Mr. Goebel originally had “no plans to do tiny homes” at the resort, but said the R.V.s are a “very attractive, affordable solution that fits our use permit.” He hopes to make them available in the next month or two, but is holding off on bringing in any more while he completes the coastal commission’s permitting process. He added that he did not maximize the size of the units.

“If the community can be specific about the view impacts they can see, the resort will hear them out,” Mr. Kinsey said.

The coastal commission and the county have also received reports of improper sand management on the beach and its parking lot. Employees regularly use a tractor to clear sand off of the parking lot, Mr. Goebel said. But the coastal commission is concerned that they may have been doing substantial work, creating piles of sand on the beach and near Dillon Creek, beyond the usual maintenance efforts. Mr. Goebel said they push the sand back into the natural dune on the beach after it blows into the parking lot.

As a separate concern, residents at Friday’s meeting also discussed a seasonal pond that typically dries up during summer months. This year it is especially large, and for the first time ever, after someone asked about it, the county tested it for bacteria. “It was kind of under our radar,” said Lorene Jackson, a project manager with the county’s Environmental Health Services.

The water tested positive for E. coli and two other bacteria used as indicators of potentially pathogenic bacteria or viruses, prompting the county to post an advisory that water contact may cause illness. 

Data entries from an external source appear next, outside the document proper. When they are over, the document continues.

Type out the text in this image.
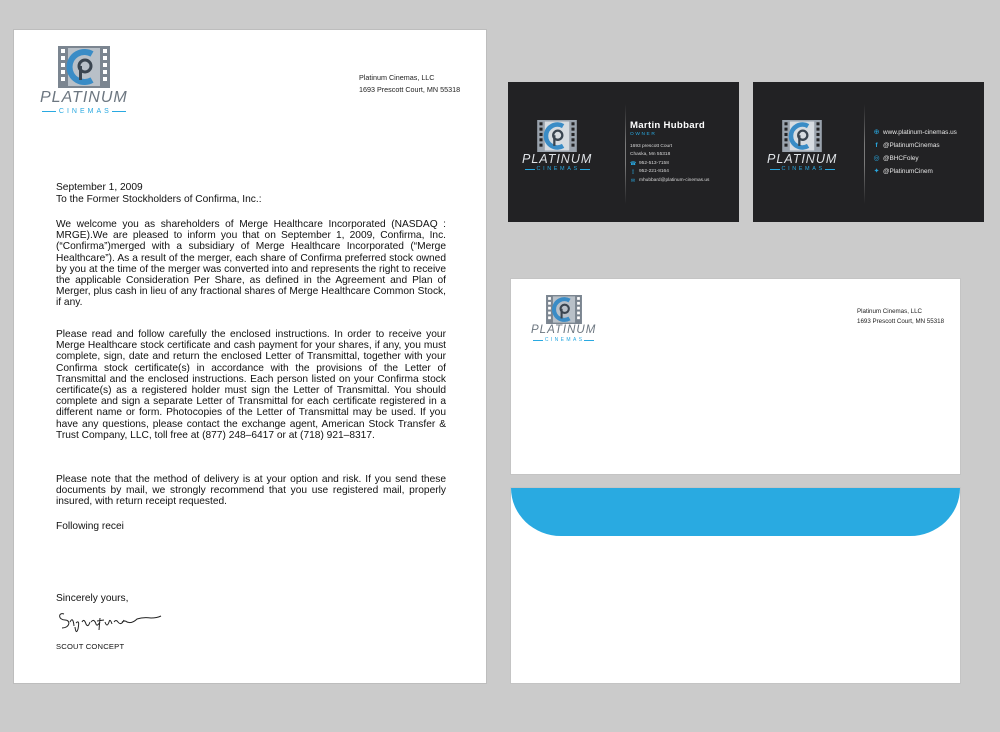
PLATINUM
CINEMAS
Platinum Cinemas, LLC
1693 Prescott Court, MN 55318
September 1, 2009
To the Former Stockholders of Confirma, Inc.:
We welcome you as shareholders of Merge Healthcare Incorporated (NASDAQ : MRGE).We are pleased to inform you that on September 1, 2009, Confirma, Inc. (“Confirma”)merged with a subsidiary of Merge Healthcare Incorporated (“Merge Healthcare”). As a result of the merger, each share of Confirma preferred stock owned by you at the time of the merger was converted into and represents the right to receive the applicable Consideration Per Share, as defined in the Agreement and Plan of Merger, plus cash in lieu of any fractional shares of Merge Healthcare Common Stock, if any.
Please read and follow carefully the enclosed instructions. In order to receive your Merge Healthcare stock certificate and cash payment for your shares, if any, you must complete, sign, date and return the enclosed Letter of Transmittal, together with your Confirma stock certificate(s) in accordance with the provisions of the Letter of Transmittal and the enclosed instructions. Each person listed on your Confirma stock certificate(s) as a registered holder must sign the Letter of Transmittal. You should complete and sign a separate Letter of Transmittal for each certificate registered in a different name or form. Photocopies of the Letter of Transmittal may be used. If you have any questions, please contact the exchange agent, American Stock Transfer & Trust Company, LLC, toll free at (877) 248–6417 or at (718) 921–8317.
Please note that the method of delivery is at your option and risk. If you send these documents by mail, we strongly recommend that you use registered mail, properly insured, with return receipt requested.
Following recei
Sincerely yours,
SCOUT CONCEPT
PLATINUM
CINEMAS
Martin Hubbard
OWNER
1693 prescott Court
Chaska, Mn 55318
☎ 952-513-7158
▯ 952-221-8164
✉ mhubbard@platinum-cinemas.us
PLATINUM
CINEMAS
⊕ www.platinum-cinemas.us
f @PlatinumCinemas
◎ @BHCFoley
✦ @PlatinumCinem
PLATINUM
CINEMAS
Platinum Cinemas, LLC
1693 Prescott Court, MN 55318
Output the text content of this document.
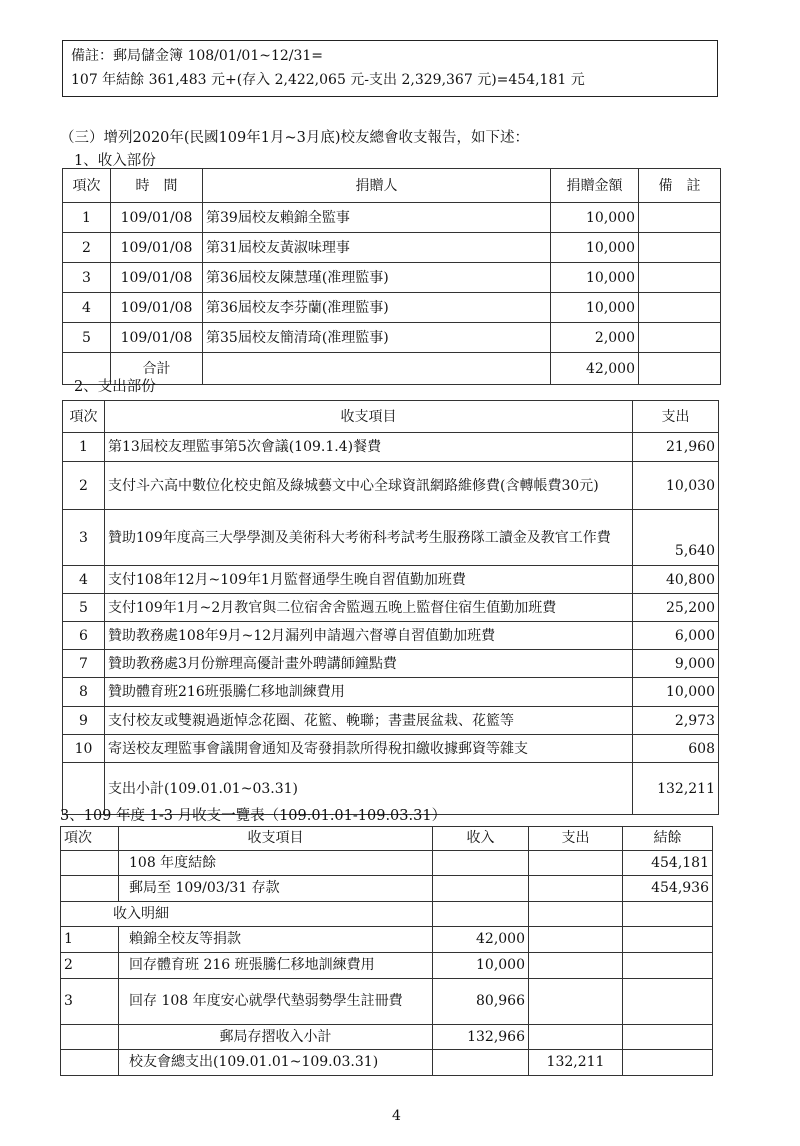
備註：郵局儲金簿 108/01/01~12/31=
107 年結餘 361,483 元+(存入 2,422,065 元-支出 2,329,367 元)=454,181 元
（三）增列2020年(民國109年1月~3月底)校友總會收支報告，如下述：
1、收入部份
項次	時　間	捐贈人	捐贈金額	備　註
1	109/01/08	第39屆校友賴錦全監事	10,000	
2	109/01/08	第31屆校友黃淑味理事	10,000	
3	109/01/08	第36屆校友陳慧瑾(准理監事)	10,000	
4	109/01/08	第36屆校友李芬蘭(准理監事)	10,000	
5	109/01/08	第35屆校友簡清琦(准理監事)	2,000	
	合計		42,000	
2、支出部份
項次	收支項目	支出
1	第13屆校友理監事第5次會議(109.1.4)餐費	21,960
2	支付斗六高中數位化校史館及綠城藝文中心全球資訊網路維修費(含轉帳費30元)	10,030
3	贊助109年度高三大學學測及美術科大考術科考試考生服務隊工讀金及教官工作費	5,640
4	支付108年12月~109年1月監督通學生晚自習值勤加班費	40,800
5	支付109年1月~2月教官與二位宿舍舍監週五晚上監督住宿生值勤加班費	25,200
6	贊助教務處108年9月~12月漏列申請週六督導自習值勤加班費	6,000
7	贊助教務處3月份辦理高優計畫外聘講師鐘點費	9,000
8	贊助體育班216班張騰仁移地訓練費用	10,000
9	支付校友或雙親過逝悼念花圈、花籃、輓聯；書畫展盆栽、花籃等	2,973
10	寄送校友理監事會議開會通知及寄發捐款所得稅扣繳收據郵資等雜支	608
	支出小計(109.01.01~03.31)	132,211
3、109 年度 1-3 月收支一覽表（109.01.01-109.03.31）
項次	收支項目	收入	支出	結餘
	108 年度結餘			454,181
	郵局至 109/03/31 存款			454,936
收入明細				
1	賴錦全校友等捐款	42,000		
2	回存體育班 216 班張騰仁移地訓練費用	10,000		
3	回存 108 年度安心就學代墊弱勢學生註冊費	80,966		
	郵局存摺收入小計	132,966		
	校友會總支出(109.01.01~109.03.31)		132,211	
4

“I don’t suspect there’s anything new going on at the pond this year; it’s just something we haven’t tested for historically,” Ms. Jackson said. The contamination could come from failing septic systems or from cattle and wildlife waste that travels down the watershed; the county doesn’t have funding in place to determine the source of the bacteria.

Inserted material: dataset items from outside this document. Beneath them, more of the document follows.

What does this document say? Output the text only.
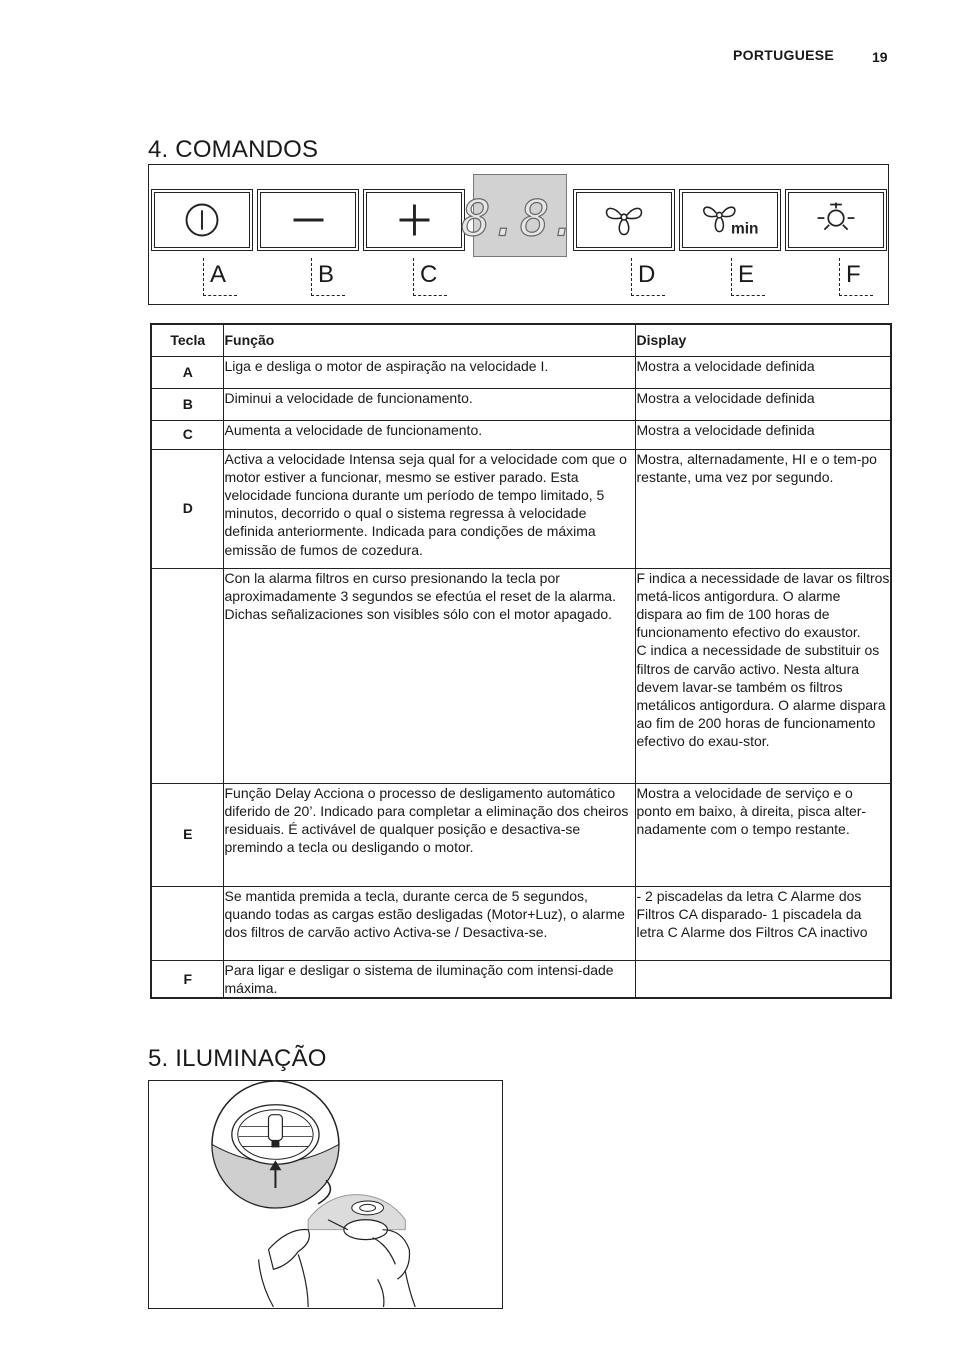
PORTUGUESE	19
4. COMANDOS
8.8.	min
A	B	C	D	E	F
Tecla	Função	Display
A	Liga e desliga o motor de aspiração na velocidade I.	Mostra a velocidade definida
B	Diminui a velocidade de funcionamento.	Mostra a velocidade definida
C	Aumenta a velocidade de funcionamento.	Mostra a velocidade definida
D	Activa a velocidade Intensa seja qual for a velocidade com que o motor estiver a funcionar, mesmo se estiver parado. Esta velocidade funciona durante um período de tempo limitado, 5 minutos, decorrido o qual o sistema regressa à velocidade definida anteriormente. Indicada para condições de máxima emissão de fumos de cozedura.	Mostra, alternadamente, HI e o tem-po restante, uma vez por segundo.
	Con la alarma filtros en curso presionando la tecla por aproximadamente 3 segundos se efectúa el reset de la alarma. Dichas señalizaciones son visibles sólo con el motor apagado.	F indica a necessidade de lavar os filtros metá-licos antigordura. O alarme dispara ao fim de 100 horas de funcionamento efectivo do exaustor.
C indica a necessidade de substituir os filtros de carvão activo. Nesta altura devem lavar-se também os filtros metálicos antigordura. O alarme dispara ao fim de 200 horas de funcionamento efectivo do exau-stor.

E	Função Delay Acciona o processo de desligamento automático diferido de 20’. Indicado para completar a eliminação dos cheiros residuais. É activável de qualquer posição e desactiva-se premindo a tecla ou desligando o motor.	Mostra a velocidade de serviço e o ponto em baixo, à direita, pisca alter-nadamente com o tempo restante.
	Se mantida premida a tecla, durante cerca de 5 segundos, quando todas as cargas estão desligadas (Motor+Luz), o alarme dos filtros de carvão activo Activa-se / Desactiva-se.	- 2 piscadelas da letra C Alarme dos Filtros CA disparado- 1 piscadela da letra C Alarme dos Filtros CA inactivo
F	Para ligar e desligar o sistema de iluminação com intensi-dade máxima.	
5. ILUMINAÇÃO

For now, the county is urging Dillon Beach residents to form a village association to focus their concerns. “There’s a lot of advantages to being organized as a community,” Supervisor Dennis Rodoni said at last Friday’s meeting. With a village association, the town would get a seat at the table with the new Alliance of Coastal Marin Villages, which formed to address impacts from tourism in particular. 

And when Supervisor Rodoni met with Mr. Goebel, the supervisor had no group to tell him to go see. “If you had a group forum, it’d be easier for Mike to answer questions up front,” he said. 

A 16-person committee has already been formed and will meet on June 14; a representative from the resort is expected to attend. Over 60 people have indicated interest in a village group, according to organizer Melinda Bell.

For his part, Mr. Goebel is hosting his own meeting at the resort on June 25 to clear up what he calls misinformation. He said much of what was coming from the crowd at Friday’s meeting wasn’t true, and that he’s heard more support from others in the community. But with a vocal group, “the communication has broken down,” he said. “There’s a lot of venom. They don’t like change.”